Beyond the Delaware River Valley, firefighters from PBF Energy refineries in Toledo, OH; Chalmette, LA and Torrance, CA, were also on hand for the corporate school. Kevin Kennedy, fire chief at the 170,000 barrel-per-day refinery in Toledo, brought 14 responders to Texas, including two from municipal departments providing mutual aid.

 “We definitely want to reach out to our communities and make sure they’re aware of the hazards,” Kennedy said. “If we do have to call on them in an emergency we want to know they are well trained and well versed in our strategies and tactics for industrial fires.”

The Toledo refinery is fortunate to share a fire training field with BP, Kennedy said.

“We do get to do some liquid burns back home,” he said. “But coming to Brayton is like three years of training back home wrapped up in one week.”

Guy Swinford, safety advisor for emergency preparedness for PBF Energy in Chalmette, LA, brought 22 responders from home, including three members of the St. Bernard Parish (LA) Fire Department.

“Chief Tommy Stone from St. Bernard is here with me,” Swinford said. “We are both instructors for this group. At home our emergency response programs are tightly integrated. It’s not by happenstance that we are texting and communicating with each other on a daily basis.”

Stone said he has visited Brayton 18 times in the last two decades, often as an incident command instructor.
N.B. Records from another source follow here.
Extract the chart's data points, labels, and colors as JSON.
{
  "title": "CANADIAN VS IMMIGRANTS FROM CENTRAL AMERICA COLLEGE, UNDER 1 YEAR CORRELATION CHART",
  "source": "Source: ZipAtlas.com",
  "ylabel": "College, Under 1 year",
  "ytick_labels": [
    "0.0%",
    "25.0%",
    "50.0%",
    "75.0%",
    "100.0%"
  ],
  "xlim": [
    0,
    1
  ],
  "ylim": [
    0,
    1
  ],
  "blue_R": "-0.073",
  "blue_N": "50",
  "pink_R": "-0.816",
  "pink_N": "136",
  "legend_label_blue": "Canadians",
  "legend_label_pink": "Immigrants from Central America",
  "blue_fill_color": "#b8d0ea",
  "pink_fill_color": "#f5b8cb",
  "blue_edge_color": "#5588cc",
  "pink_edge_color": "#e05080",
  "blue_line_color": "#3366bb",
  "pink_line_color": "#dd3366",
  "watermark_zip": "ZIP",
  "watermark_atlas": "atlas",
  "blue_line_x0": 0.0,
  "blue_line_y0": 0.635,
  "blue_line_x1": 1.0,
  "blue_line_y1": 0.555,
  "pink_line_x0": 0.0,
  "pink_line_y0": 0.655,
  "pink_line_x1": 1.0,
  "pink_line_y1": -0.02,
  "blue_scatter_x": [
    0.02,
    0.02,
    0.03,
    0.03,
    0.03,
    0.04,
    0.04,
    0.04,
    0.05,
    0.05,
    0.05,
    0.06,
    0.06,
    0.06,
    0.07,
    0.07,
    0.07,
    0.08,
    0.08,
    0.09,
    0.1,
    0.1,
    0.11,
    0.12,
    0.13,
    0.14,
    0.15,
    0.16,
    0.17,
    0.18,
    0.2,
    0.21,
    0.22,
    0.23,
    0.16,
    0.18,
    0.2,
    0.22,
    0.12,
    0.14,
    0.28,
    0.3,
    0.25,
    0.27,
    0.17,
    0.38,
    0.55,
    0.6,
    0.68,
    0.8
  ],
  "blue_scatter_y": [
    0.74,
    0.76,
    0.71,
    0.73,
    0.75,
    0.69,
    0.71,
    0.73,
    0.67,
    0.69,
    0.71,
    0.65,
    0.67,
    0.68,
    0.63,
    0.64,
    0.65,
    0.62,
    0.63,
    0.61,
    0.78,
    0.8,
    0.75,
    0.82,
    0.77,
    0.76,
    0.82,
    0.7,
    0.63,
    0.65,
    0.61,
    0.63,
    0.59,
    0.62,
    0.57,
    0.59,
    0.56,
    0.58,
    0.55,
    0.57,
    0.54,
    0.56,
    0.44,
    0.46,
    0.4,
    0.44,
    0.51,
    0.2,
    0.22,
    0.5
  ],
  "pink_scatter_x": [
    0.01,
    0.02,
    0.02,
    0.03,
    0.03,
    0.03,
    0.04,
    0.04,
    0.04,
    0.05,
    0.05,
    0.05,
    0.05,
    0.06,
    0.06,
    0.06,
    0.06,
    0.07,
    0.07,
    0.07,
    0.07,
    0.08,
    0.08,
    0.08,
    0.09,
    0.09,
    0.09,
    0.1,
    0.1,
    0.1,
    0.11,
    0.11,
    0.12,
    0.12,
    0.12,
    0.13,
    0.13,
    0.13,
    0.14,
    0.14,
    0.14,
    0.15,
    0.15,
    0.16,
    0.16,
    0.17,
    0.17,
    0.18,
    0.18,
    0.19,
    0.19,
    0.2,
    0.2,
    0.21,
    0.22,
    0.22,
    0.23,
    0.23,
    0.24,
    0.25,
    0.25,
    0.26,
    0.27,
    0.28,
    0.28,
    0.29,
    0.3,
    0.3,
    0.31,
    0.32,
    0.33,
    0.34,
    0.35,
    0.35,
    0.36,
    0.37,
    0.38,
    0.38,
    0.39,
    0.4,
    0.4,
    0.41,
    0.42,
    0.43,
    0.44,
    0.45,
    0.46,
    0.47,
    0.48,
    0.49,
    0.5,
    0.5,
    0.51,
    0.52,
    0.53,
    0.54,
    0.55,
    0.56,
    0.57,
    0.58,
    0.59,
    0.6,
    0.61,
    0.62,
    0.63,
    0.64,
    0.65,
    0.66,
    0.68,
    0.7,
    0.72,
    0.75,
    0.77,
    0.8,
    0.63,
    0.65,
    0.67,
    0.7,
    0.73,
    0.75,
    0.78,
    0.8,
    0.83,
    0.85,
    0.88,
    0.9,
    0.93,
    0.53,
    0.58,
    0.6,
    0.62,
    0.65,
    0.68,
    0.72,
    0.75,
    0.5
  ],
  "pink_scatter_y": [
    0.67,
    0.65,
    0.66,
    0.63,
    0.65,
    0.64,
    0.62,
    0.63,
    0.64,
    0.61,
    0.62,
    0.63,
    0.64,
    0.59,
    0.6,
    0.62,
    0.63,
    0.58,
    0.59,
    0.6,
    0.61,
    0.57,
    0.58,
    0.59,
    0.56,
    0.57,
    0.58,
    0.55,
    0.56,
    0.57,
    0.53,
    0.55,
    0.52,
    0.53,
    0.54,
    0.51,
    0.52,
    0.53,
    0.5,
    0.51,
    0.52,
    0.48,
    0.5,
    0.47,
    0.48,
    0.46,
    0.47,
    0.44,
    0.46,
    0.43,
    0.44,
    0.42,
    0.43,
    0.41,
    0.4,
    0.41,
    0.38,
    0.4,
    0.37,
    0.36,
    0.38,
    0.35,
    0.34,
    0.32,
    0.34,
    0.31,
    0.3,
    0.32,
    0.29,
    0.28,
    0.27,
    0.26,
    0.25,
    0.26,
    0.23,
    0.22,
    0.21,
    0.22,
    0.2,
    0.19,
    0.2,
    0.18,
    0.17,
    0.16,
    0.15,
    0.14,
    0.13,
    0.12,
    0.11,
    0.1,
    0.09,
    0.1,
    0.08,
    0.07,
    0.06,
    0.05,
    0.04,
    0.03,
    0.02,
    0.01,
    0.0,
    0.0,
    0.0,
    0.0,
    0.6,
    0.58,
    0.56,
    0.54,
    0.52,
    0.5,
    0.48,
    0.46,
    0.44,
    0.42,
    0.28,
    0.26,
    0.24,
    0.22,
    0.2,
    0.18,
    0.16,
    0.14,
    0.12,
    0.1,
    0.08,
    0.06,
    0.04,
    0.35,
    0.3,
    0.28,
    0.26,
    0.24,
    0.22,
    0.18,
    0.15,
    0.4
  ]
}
His resume as an industrial firefighter includes being on hand for the 2001 Orion refinery storage tank fire in Norco, LA, which still stands as the largest such fire to be extinguished with product saved.

“In exchange for my instructing, the refinery covers the cost of some of our firefighters attending the corporate school,” Thomas said. “So it’s a great relationship.”

 Joe Alvarez, fire chief with PBF’s 155,000 barrels-a-day refinery in Torrance, CA, presides over an 80-member volunteer fire brigade. He brought 25 responders to the corporate school.

“They’re all very passionate about the safety of the refinery,” Alvarez said. “We end up taking care of each other. That refinery is our home and our fire department.”

A unique guest for PBF Energy’s school was a two-member contingent of emergency responders with Consolidated Edison, the power utility for New York State. Distribution transformers filled with oil are one source of fire that utility responders face, said Brian McGeever with ConEd.

“In the winter time the rock salt that’s thrown out to melt the snow causes corrosion in our wires and equipment,” McGeever said.

Training with PBF Energy personnel allows ConEd to keep its responders fully certified as industrial firefighters, he said.

Robinson with PBF Energy in Paulsboro opened his presentation to the firefighters with a bit of research that put their problems in prospective.

“There are 138 million working adults in the United States,” he said. “About 20,000 of them are refinery operators. What has come together at Brayton is a small percentage of that number. Yet they have come here to learn and practice skills that protect the livelihoods of their friends and colleagues back home. This is a fantastic industry that supplies America with energy and transportation fuels and has changed our lives for the better.”